O que esperar da expansão do programa

Embora o Cuidando em Casa esteja em fase piloto, a estrutura de financiamento e o envolvimento de organismos internacionais sugerem que o governo pretende avaliar resultados e, se positivos, ampliar o programa para mais municípios. A lógica é que o investimento em prevenção e cuidado domiciliar pode reduzir custos com internações e institucionalização.

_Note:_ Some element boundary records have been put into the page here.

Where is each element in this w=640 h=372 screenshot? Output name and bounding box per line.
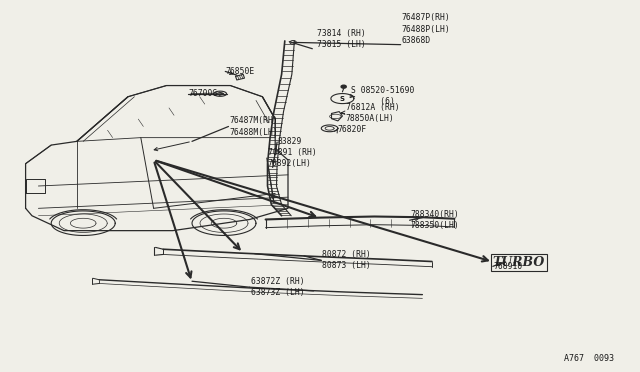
Text: A767  0093: A767 0093 [564,354,614,363]
Text: 76700G: 76700G [189,89,218,98]
Circle shape [341,85,346,88]
Text: 788340(RH)
788350(LH): 788340(RH) 788350(LH) [411,210,460,230]
Text: 63872Z (RH)
63873Z (LH): 63872Z (RH) 63873Z (LH) [251,277,305,297]
Text: 76812A (RH)
78850A(LH): 76812A (RH) 78850A(LH) [346,103,399,123]
Text: 80872 (RH)
80873 (LH): 80872 (RH) 80873 (LH) [322,250,371,270]
Text: S: S [340,96,345,102]
Text: 76487M(RH)
76488M(LH): 76487M(RH) 76488M(LH) [229,116,278,137]
Text: 76487P(RH)
76488P(LH)
63868D: 76487P(RH) 76488P(LH) 63868D [402,13,451,45]
Text: 76820F: 76820F [338,125,367,134]
Text: 73814 (RH)
73815 (LH): 73814 (RH) 73815 (LH) [317,29,365,49]
Text: 76850E: 76850E [226,67,255,76]
Text: S 08520-51690
      (6): S 08520-51690 (6) [351,86,414,106]
Text: 76891 (RH)
76892(LH): 76891 (RH) 76892(LH) [268,148,316,168]
Text: TURBO: TURBO [493,256,545,269]
Text: 83829: 83829 [278,137,302,146]
Text: 768910: 768910 [493,262,523,271]
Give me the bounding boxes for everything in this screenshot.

Para famílias que vivem em cidades ainda não contempladas, vale acompanhar os canais oficiais e, enquanto isso, buscar as alternativas de suporte já disponíveis na rede pública. O importante é não esperar passivamente — articular o cuidado com o que já existe faz diferença real na qualidade de vida do idoso.

Conclusão

O programa Cuidando em Casa representa um avanço importante no reconhecimento do cuidado domiciliar como política pública no Brasil. Ao levar equipes multidisciplinares até a casa de idosos vulneráveis, o projeto-piloto oferece algo que muitas famílias precisam há anos: suporte profissional sem exigir que o idoso saia do ambiente onde se sente mais seguro. Mesmo em fase inicial, a iniciativa sinaliza um caminho que pode beneficiar milhões de famílias à medida que o envelhecimento populacional avança.

Se você cuida de um idoso em casa, veja também nossos materiais sobre segurança do idoso em casa, prevenção de quedas e saúde do idoso. Informação prática e confiável é o melhor aliado do cuidado diário.

Fontes e referências

  • Agência Brasil — reportagem sobre o projeto-piloto Cuidando em Casa (março de 2026): agenciabrasil.ebc.com.br
  • Ministério do Desenvolvimento e Assistência Social — informações sobre o programa e parcerias: gov.br
  • IBGE — projeções sobre envelhecimento populacional no Brasil
  • Lei 10.741/2003 — Estatuto da Pessoa Idosa

Este conteúdo tem caráter informativo e educacional. Não substitui orientação profissional individualizada. Para informações sobre elegibilidade e disponibilidade do programa na sua cidade, consulte a unidade básica de saúde ou o CRAS mais próximo. Atualizado em abril de 2026.